Thursday, November 20, 2014

Mind Blown


I thought I would emerge from my application hibernation to write about something everyone who reads my blog has to check out. One of my sources (a very kind colleague) has informed me of a new exhibit at the Folger. Bill Sherman, a curator at the Folger Shakespeare Library, has put together an exhibit called Decoding the Renaissance: 500 Years of Codes and Ciphers. Awesome. Or, as Sherman says here of William Friedman’s encoded drawing of a flower, it is “mind-blowingly clever, and fun.” This exhibit is a testament to not only the widespread use of cryptography in the Renaissance but also to our own age’s increased awareness of and fascination with the world of the clandestine services. Of particular interest to me is the unusually firm connection between Renaissance methods of encoding and our own. While Sherman is surprised by the fact that “Renaissance principles of cryptography are still its guiding principles in the 20th century,” I have been finding this in my research for a few years now. Even in the shift to dataveillance, the underlying assumptions and modus operandi remain the same: attaining total knowledge through covert methods of acquisition. Although they are backing off this claim now, the NSA and GCHQ asserted that they sought to “own” and “master” the internet in the years following 2001. After all, humans are still needed to parse and interpret the intelligence provided by machines. Rather than rendering humans obsolete, dataveillance only intensifies their work and shines a new light on age-old questions about the epistemological underpinnings of surveillance.

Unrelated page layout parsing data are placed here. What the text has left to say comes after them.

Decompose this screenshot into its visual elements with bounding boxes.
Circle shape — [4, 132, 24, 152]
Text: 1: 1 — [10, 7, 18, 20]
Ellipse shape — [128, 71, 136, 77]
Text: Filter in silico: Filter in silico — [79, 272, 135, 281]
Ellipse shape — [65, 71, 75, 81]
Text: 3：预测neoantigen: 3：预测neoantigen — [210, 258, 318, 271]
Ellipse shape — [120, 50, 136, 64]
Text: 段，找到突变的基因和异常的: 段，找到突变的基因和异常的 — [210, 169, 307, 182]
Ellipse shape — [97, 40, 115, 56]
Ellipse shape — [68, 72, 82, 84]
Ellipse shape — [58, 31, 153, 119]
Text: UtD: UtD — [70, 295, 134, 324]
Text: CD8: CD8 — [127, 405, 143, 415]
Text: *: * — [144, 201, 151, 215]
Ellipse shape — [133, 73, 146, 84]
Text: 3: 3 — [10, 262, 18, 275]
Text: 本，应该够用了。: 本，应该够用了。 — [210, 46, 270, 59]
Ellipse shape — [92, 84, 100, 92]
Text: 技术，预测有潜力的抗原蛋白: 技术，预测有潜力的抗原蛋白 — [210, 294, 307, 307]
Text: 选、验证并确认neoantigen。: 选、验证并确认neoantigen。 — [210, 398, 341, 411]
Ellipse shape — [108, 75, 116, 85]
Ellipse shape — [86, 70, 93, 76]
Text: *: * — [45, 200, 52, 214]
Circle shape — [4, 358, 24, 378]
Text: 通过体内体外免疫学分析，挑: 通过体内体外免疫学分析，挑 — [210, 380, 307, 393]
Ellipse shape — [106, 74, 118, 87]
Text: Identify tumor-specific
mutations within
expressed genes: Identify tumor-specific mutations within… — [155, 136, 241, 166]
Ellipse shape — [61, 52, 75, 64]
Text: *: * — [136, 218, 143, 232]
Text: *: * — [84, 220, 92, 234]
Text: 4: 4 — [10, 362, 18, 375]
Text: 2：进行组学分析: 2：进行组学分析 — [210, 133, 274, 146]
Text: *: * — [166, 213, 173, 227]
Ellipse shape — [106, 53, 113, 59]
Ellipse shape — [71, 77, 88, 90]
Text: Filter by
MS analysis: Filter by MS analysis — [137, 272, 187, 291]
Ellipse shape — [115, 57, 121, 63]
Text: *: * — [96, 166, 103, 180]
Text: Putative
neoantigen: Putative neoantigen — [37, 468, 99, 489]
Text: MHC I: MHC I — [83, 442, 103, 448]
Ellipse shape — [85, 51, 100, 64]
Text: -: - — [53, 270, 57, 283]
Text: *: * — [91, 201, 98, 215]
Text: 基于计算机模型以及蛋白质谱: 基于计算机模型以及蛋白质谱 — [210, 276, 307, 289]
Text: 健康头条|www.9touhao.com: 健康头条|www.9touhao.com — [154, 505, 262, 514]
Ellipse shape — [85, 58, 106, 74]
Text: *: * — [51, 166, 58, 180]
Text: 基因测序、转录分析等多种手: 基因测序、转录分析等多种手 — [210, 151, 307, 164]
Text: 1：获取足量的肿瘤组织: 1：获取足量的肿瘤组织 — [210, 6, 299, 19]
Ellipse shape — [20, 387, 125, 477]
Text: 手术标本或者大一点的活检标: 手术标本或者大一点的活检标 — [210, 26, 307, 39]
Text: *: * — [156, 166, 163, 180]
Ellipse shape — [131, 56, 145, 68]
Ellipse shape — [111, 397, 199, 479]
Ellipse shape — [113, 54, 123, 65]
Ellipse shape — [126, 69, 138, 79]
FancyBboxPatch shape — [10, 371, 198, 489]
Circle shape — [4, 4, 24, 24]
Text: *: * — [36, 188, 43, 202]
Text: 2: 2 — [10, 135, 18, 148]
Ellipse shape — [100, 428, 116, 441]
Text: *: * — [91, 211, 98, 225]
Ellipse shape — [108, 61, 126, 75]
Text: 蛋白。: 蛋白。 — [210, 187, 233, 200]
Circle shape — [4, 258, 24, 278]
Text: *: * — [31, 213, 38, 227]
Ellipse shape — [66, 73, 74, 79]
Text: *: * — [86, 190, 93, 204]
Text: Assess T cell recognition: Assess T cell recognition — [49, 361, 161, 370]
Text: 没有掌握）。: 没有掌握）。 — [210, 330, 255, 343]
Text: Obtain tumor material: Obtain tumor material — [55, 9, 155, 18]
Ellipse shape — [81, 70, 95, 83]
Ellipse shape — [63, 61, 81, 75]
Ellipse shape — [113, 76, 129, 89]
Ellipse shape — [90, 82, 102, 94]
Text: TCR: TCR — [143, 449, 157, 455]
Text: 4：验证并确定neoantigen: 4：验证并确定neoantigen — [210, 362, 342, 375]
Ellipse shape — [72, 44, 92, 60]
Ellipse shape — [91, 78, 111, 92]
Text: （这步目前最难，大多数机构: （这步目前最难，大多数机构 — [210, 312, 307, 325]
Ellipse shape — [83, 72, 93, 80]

I even learned from another source, who shall remain nameless (actually a renowned scholar in the field of Renaissance literature), that a former student of hers (or his) was a retired government operative who chose to do a paper on surveillance in the worlds of Hamlet, Shakespeare, and modern America. With firsthand knowledge of contemporary practices in counterespionage, this student was well-suited to compare Walsingham’s tactics with those of this age, and the conclusion was that almost nothing had changed. The tactics and overarching strategies that this student experienced as a secret agent were actually quite similar to those narrated in the biographies on Walsingham—which are flourishing now, by the way. Even though the life of Queen Elizabeth’s spymaster always makes for a good, marketable book, biographies of the father of English counterintelligence have mushroomed since 2001. This is in addition to the fictional “Kit Marlowe” and “Ursula Blanchard” mysteries and the “Spymaster Chronicles.” Since 2005 there have been five different biographies on Walsingham in English and more in other languages. It is a sign of the times—and now it has come to the Folger. This stuff is really important because we as a nation are trying to process what all this spy stuff means, and we can learn quite a bit about it from the past, especially since that past is not all that different from the present.